Comme la période couverte par le mandat arrive à échéance, l'organisation d'une réunion consultative des responsables des organes dirigeants de l'Alliance s'avère être un impératif. Les échanges ont  permis  donc de faire le point de la mise en œuvre de la feuille de route du premier semestre 2021, d’identifier les défis ainsi que les solutions/recommandations pour les relever et enfin de rendre compte au Président de la République du Burkina Faso et recueillir ses orientations et conseils. Président du Conseil des ministres, le ministre de l’énergie du Bénin, Dona Jean-Claude HOUSSOU compte sur l’engagement et la détermination de chacun des participants pour que les conclusions de ces  travaux permettent d’enregistrer, dans les semaines à venir, de nouvelles avancées en faveur du fonctionnement optimal du Secrétariat Exécutif et des Structures Focales Nationales.


Le Secrétariat Exécutif Intérimaire en place jusqu’à fin décembre 2021


En termes de résolutions, les participants à ces travaux ont mandaté le président du Conseil des ministres de l’Alliance aux fins d’échanger avec ses pairs sur les difficultés rencontrées dans le processus de ratification des pays restant. Ils invitent et encouragent aussi les Etats à s’acquitter de leurs contributions financières pour 2021. et anticiper la programmation budgétaire pour les années à venir. Toujours dans le registre de la mobilisation des ressources financières, ils plaident pour que les pays et organisations ayant un centre d’intérêt pour la technologie du biodigesteur soient recensés afin qu’il leur soit présenté l’institution et envisager si possible une coopération avec ces derniers. Cela, pour solliciter, en retour, leur accompagnement technique et financier.

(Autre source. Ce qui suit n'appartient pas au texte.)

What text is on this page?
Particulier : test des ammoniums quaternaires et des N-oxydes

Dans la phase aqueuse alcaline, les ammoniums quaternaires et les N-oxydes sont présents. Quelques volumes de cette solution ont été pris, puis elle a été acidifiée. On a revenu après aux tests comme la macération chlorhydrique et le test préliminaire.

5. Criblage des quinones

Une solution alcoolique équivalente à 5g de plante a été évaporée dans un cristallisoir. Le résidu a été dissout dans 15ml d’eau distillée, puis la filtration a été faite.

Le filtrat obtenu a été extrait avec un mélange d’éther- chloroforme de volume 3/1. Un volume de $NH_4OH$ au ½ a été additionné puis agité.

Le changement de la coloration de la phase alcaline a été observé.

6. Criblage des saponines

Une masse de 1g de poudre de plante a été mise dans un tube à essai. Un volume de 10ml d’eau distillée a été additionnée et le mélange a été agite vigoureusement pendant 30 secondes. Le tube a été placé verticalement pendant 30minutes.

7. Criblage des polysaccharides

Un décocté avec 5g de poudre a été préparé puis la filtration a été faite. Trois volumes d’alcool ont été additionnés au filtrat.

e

En ce qui concerne l’opérationnalisation des organes de gouvernance, ils ont mis l’accent sur l’achèvement du processus de recrutement du Secrétariat exécutif pour fin septembre au plus tard. De même, ils souhaitent le recrutement d’un comptable au plus tard fin août 2021. Pour finir, ils ont marqué leur accord pour la prolongation du mandat du Secrétaire exécutif intérimaire jusqu’au 31 décembre 2021. Cela, pour garantir une continuité des actions et une bonne transition entre la nouvelle équipe et l’équipe intérimaire en place. A rappeler que le Chef de l'Etat Burkinabè place toute sa confiance en cette équipe dirigée par un béninois, qui pour lui est un homme de défis et des situations difficiles.


Il a aussi confirmé son soutien indéfectible à accompagner le processus d'encrage et de développement de cette initiative pour l'amélioration des conditions de vie et de bonheur de nos populations particulièrement celles des milieux ruraux. Il envisage également prochainement une initiative de mobilisation à travers une table ronde des partenaires technique et financier.


Quid du biodigesteur?


Le biodigesteur est un réceptacle hermétique semi-enterré de plusieurs m3, dans lequel on recueille les matières organiques des animaux. Mélangées à de l’eau et en absence d’oxygène, elles se décomposent en produisant du biogaz (principalement du méthane). Ce combustible est ensuite aspiré et redirigé vers les appareils de cuisson ou d’éclairage. Les boues résiduelles, riches en nutriments, sont elles récupérées au terme du processus de fermentation pour être utilisées comme fertilisants. D’après les exemples cités dans le rapport de la conférence internationale sur la technologie du biodigesteur du 10-12 octobre 2017, un biodigesteur de 4m3 alimenté avec 20 à 40 kg de matières organiques journaliers a un rendement de 800 à 1600 litres de gaz par jour et plus de 20 tonnes de compost par an.


Le biodigesteur améliore l’accès à l’énergie, surtout propre, pour l’éclairage et la cuisson des aliments. Cette énergie est accessible à tous et contribue à améliorer les conditions de vie des ménages ruraux et péri urbains en général hors de couverture de l’électricité. C'est aussi un moyen pour stabiliser l’élevage, d’améliorer les races animales par l’insémination et le suivi qui ne peut se mener que lorsque le bétail est en stabulation; d’accroître la production de lait et offrir une meilleure qualité de viande.